Vaccines are one of the most powerful tools against epidemics and can significantly reduce their societal and economic impacts. However vaccine development has historically been a long and costly endeavour. Vaccine development for EIDs is especially challenging given the limited market potential for vaccines against these diseases, and difficulties in testing such vaccines.

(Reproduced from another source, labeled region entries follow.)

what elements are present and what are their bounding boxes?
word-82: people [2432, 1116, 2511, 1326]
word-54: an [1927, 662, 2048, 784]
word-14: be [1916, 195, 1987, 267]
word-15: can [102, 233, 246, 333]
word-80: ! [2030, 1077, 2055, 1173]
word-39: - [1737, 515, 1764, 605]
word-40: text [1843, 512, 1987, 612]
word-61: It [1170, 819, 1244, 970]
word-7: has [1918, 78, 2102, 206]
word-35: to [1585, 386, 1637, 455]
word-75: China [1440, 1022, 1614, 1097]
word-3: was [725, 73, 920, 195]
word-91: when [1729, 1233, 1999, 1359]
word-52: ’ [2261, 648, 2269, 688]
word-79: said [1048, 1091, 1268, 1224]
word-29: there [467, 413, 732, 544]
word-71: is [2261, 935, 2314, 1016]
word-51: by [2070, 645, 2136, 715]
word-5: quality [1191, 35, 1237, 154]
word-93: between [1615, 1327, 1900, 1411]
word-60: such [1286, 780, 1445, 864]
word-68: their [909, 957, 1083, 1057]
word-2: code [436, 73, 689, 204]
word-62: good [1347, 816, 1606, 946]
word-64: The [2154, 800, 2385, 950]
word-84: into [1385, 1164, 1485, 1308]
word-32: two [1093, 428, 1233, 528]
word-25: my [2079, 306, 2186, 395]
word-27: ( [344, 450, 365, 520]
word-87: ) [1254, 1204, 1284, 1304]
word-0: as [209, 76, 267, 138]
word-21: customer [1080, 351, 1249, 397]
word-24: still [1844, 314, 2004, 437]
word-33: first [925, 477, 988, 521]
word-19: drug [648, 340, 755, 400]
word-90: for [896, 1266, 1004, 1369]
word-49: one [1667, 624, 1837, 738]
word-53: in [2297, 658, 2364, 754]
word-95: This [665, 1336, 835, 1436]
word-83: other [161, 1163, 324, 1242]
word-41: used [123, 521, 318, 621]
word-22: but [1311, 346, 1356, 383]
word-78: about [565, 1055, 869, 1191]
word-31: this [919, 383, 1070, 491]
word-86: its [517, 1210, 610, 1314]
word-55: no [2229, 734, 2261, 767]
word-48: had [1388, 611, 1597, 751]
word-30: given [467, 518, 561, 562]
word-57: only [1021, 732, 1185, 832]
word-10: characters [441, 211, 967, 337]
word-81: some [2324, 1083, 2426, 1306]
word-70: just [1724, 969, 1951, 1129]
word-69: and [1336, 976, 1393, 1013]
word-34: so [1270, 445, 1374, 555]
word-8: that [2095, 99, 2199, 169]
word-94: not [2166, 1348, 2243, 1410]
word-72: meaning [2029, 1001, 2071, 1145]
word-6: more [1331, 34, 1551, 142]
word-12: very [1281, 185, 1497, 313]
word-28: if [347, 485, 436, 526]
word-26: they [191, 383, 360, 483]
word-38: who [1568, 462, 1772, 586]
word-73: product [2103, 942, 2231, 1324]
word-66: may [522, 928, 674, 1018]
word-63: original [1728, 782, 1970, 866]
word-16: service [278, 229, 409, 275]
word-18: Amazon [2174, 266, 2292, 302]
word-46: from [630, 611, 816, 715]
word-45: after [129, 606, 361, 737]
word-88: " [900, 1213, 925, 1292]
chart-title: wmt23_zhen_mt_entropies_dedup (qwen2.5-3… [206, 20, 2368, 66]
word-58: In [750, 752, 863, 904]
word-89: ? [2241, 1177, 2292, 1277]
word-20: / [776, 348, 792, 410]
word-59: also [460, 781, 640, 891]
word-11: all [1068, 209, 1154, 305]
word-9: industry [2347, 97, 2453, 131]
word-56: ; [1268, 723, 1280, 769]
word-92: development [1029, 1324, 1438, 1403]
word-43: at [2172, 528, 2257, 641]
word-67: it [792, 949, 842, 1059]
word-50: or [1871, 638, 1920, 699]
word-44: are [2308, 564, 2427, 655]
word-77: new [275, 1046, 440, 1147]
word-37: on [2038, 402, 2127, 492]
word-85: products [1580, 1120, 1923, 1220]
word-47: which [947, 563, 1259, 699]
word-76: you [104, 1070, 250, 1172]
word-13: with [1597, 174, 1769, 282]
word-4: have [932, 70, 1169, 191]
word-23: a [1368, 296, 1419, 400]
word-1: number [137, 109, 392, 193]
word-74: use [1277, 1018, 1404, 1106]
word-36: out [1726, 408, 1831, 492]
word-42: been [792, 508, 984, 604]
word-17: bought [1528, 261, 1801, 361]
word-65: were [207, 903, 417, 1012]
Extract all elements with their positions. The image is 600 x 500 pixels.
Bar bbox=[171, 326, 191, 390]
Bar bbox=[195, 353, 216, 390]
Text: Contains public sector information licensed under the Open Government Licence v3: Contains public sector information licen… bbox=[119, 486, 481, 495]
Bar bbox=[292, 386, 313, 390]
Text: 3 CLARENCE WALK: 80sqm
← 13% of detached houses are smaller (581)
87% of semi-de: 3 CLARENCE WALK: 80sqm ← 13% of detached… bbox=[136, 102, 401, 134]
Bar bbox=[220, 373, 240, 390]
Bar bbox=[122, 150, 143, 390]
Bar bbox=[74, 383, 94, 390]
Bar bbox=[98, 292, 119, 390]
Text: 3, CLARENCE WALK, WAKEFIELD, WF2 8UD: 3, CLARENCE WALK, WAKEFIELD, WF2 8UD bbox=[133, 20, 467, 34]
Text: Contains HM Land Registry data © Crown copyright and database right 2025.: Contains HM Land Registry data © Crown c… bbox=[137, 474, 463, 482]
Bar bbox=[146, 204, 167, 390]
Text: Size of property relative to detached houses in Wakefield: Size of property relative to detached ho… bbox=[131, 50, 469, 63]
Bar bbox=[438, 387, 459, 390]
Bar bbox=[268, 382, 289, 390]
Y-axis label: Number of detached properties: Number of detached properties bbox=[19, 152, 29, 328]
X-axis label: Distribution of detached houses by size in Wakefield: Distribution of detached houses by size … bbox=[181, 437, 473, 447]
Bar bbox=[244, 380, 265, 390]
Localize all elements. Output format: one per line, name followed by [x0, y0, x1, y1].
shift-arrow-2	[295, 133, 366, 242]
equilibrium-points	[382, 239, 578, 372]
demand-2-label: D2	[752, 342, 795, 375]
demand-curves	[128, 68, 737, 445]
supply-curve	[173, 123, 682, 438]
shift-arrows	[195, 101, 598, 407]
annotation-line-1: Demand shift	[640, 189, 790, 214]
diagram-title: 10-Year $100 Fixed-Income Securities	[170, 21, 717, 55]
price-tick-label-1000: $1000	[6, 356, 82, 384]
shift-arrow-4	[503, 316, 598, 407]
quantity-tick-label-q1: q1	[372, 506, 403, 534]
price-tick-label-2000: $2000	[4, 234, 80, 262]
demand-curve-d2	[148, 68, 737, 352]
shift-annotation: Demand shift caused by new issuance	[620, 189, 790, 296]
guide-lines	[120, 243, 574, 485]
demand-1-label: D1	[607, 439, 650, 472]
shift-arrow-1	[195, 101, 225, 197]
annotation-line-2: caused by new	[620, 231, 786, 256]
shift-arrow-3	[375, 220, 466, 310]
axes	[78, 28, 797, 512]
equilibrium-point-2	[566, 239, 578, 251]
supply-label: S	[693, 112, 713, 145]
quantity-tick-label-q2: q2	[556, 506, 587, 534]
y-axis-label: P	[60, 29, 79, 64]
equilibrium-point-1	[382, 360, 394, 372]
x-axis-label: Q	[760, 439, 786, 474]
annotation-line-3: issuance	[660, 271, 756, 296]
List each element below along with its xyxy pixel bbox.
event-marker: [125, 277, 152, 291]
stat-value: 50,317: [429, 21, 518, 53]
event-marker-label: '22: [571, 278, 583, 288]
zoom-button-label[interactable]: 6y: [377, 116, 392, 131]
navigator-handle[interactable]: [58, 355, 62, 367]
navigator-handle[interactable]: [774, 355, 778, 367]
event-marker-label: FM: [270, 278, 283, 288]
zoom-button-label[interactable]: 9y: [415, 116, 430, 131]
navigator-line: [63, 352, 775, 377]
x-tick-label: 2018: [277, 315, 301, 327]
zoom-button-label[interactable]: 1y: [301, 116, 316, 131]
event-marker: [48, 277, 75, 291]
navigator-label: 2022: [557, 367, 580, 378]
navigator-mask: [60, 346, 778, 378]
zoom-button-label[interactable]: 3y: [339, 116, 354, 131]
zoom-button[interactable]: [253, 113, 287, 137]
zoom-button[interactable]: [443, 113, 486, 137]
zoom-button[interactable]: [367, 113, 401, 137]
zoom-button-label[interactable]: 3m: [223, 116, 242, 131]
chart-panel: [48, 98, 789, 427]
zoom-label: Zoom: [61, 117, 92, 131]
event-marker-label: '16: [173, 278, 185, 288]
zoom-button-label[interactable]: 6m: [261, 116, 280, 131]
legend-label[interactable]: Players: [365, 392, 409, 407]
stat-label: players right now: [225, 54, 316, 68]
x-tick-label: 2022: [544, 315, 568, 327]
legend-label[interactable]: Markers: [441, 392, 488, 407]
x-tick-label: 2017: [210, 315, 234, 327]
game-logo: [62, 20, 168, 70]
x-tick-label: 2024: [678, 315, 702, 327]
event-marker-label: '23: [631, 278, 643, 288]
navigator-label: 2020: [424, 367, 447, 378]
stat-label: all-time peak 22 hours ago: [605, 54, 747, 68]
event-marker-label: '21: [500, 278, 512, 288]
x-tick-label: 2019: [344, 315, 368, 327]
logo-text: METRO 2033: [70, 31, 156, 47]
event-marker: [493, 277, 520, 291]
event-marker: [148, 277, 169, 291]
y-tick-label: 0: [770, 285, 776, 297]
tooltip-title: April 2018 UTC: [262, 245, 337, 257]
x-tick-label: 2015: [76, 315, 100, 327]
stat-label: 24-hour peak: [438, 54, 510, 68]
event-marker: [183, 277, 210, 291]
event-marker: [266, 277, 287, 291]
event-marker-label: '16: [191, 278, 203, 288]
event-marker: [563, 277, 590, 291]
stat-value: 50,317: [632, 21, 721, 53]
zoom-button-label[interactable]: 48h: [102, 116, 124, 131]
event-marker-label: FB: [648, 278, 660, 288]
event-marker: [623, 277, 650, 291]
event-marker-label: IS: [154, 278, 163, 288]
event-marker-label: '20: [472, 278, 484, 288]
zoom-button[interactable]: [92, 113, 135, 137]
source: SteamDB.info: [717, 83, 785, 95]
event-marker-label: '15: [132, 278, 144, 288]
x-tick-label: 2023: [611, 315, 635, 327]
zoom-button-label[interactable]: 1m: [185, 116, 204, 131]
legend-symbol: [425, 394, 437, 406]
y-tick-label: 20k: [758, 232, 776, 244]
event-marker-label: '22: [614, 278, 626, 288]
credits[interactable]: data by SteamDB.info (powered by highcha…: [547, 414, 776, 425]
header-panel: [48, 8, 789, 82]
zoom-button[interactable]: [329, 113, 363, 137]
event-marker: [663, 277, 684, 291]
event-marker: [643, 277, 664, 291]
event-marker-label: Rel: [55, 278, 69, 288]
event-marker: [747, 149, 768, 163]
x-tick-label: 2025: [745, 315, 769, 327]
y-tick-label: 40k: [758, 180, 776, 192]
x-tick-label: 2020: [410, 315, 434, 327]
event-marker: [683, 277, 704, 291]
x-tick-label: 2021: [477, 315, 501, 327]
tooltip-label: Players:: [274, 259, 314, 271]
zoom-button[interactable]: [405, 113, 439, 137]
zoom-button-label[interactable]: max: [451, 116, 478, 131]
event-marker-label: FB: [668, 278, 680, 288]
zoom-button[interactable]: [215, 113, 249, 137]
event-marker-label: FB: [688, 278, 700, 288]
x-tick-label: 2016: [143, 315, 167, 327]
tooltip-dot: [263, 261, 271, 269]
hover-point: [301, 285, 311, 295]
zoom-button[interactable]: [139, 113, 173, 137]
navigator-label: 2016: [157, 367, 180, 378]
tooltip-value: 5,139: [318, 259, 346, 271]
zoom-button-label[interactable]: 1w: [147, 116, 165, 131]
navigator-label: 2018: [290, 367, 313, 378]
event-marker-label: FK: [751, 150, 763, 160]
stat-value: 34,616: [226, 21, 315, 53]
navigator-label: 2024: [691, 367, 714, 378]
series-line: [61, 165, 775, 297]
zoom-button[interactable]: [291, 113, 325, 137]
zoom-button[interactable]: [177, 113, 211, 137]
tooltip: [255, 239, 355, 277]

The Coalition for Epidemic Preparedness Innovations (CEPI) is a non-profit organisation that seeks to stimulate and fast-track the development of vaccines against EIDs and to enable equitable access to these vaccines for people during outbreaks.
In March 2021, CEPI launched the USD3.5 billion CEPI 2.0 plan which sets out its new strategic priorities to:
- Prepare for known epidemic and pandemic threats;
- Transform the response to the next novel threat; and
- Connect and enhance global collaboration to build a world that is better equipped to deal with these devastating diseases.
Our initial investment in CEPI of $4.5 million for the period 2019-2022 was increased to $12 million in 2020. The additional $7.5 million formed part of Australia’s Coronavirus Global Response pledge package in May 2020.
From 2020 to 2025, CEPI will support ambitious innovations including:
- Compressed vaccine development timelines down to 100 days
CEPI aims to compress vaccine development timelines to 100 days – about a third of the time that it took the world to develop a COVID-19 vaccine. Had an effective vaccine to COVID-19 been available within 100 days, millions of lives could have been saved, trillions of dollars in economic damage averted and the immense societal disruption largely avoided.
- Development of a universal vaccine against coronaviruses
CEPI will initiate development of a broadly protective vaccine approach that could eliminate the risk of existing coronaviruses such as SARS and MERS and new, as-yet-unknown coronaviruses, as an issue of the greatest global urgency. The emergence of a coronavirus combining the transmissibility of COVID-19 with the lethality of SARS or MERS would be civilization-shattering.
- Development of a library of vaccine candidates against other infectious disease threats to accelerate vaccine development
While vaccines cannot be developed against all potential viral threats, CEPI can produce a library of prototype vaccines and other biological interventions against viruses from the 25 viral families implicated in human disease – Previous work on vaccines against MERS enabled CEPI to jump-start COVID-19 vaccine development.
- Establishment of global networks to expand lab capacity, assays, and preclinical models to facilitate new and existing vaccine development and delivery programmes
CEPI’s centralised lab network, open to all COVID-19 vaccine developers, will standardise the evaluation of COVID-19 vaccine candidates and allow researchers to identify the most successful potential vaccines. Supporting the efforts of low- and middle-income countries to take full ownership of their national health security CEPI will work with low and middle income countries to develop the infrastructure and expertise needed to undertake epidemiological and clinical studies, support technology transfer, and strengthen national and regional manufacturing capacity.